Last year, Netanyahu’s lawyer approached Attorney General Avichai Mendelblit seeking to obtain approval to receive financial assistance for his legal defense. The permits committee rejected Netanyahu’s request at the time, saying: “It is improper for wealthy people to finance legal expenses stemming from a criminal investigation that includes suspicions of criminal acts connected to those wealthy people” and “such funding could undermine the public’s trust in the integrity of government representatives.”
In its decision, the committee also said Netanyahu’s lawyers had not provided answers to “basic” questions, such as the total amount he was seeking from the donors, how much each of them was willing to contribute, which cases the funding was being requested for and how much the lawyers had already charged in each case.

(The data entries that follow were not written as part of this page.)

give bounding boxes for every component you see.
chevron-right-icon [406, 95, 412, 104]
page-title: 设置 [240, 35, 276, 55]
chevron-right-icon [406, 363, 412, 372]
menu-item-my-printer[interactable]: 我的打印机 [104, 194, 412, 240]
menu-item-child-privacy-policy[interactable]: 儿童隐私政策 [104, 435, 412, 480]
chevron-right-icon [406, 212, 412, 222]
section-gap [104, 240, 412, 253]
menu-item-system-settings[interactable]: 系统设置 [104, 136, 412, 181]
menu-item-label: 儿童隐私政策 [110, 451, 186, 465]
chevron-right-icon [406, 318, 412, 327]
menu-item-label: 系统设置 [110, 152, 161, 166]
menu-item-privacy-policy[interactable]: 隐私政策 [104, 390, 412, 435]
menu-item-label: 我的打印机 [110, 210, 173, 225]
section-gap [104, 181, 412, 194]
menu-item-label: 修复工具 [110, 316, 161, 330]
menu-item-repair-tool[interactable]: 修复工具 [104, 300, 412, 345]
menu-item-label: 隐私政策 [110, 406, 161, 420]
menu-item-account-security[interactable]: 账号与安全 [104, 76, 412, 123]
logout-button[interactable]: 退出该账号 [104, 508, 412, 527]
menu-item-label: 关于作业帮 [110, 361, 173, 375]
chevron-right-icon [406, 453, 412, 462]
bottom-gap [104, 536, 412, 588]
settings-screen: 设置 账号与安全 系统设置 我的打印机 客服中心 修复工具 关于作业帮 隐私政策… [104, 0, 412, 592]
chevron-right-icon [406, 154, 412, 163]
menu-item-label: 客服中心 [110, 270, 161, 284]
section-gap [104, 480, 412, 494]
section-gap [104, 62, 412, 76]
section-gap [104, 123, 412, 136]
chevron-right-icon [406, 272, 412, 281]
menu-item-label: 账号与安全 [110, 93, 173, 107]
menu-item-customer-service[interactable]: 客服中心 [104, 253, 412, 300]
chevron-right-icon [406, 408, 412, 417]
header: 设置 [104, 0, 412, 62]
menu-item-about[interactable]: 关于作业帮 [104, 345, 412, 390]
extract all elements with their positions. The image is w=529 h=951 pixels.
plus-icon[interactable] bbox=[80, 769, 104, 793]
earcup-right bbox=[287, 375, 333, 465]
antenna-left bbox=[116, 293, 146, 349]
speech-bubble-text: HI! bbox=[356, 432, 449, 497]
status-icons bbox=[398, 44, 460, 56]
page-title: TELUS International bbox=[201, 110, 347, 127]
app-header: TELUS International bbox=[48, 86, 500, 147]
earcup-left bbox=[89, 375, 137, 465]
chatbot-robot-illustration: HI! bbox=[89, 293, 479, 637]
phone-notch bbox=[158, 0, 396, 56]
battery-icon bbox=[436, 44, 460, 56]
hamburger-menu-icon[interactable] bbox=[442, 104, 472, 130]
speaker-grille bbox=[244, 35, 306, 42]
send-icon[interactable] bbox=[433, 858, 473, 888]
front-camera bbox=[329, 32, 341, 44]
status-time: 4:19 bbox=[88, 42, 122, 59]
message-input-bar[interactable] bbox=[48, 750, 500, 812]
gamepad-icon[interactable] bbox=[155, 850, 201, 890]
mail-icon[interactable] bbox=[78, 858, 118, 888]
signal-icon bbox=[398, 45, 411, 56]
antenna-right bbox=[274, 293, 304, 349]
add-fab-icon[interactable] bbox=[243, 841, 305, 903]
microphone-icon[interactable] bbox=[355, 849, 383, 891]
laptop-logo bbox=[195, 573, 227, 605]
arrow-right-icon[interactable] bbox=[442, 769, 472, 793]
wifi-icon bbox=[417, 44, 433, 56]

As reported by Guy Peleg of the Israel Television News Company, this week a lawyer for the prime minister, Navot Tel Zur, submitted a new request to State Comptroller Joseph Shapira for permission to accept $2 million for the premier’s legal defense from the two businessmen.
Haaretz has learned that Tel Zur submitted a detailed, 25-page letter in which he stated that Milikowsky had already transferred $300,000 to pay for legal fees incurred by the prime minister and his wife to a number of lawyers in legal proceedings and investigations against them. The funds were transferred without the prime minister having obtained the permits committee’s approval.
Now the permits committee must convene to discuss Netanyahu’s new request. If this request is also refused, the committee will have to decide what to do about the hundreds of thousands of dollars already paid without permission.
Several public figures prosecuted in the past, including Arye Dery and Tzachi Hanegbi, raised funds for their legal defense from nonprofit associations and foundations. Netanyahu’s predecessor Ehud Olmert also received assistance from wealthy friends to pay his lawyers. Most prominent among them was businessman Rafi Unger, who said he had contributed 3 million shekels (around $789,000 at the time) for this purpose after Olmert resigned the premiership.
The prime minister’s lawyers said in response that “answers have been provided to all the questions."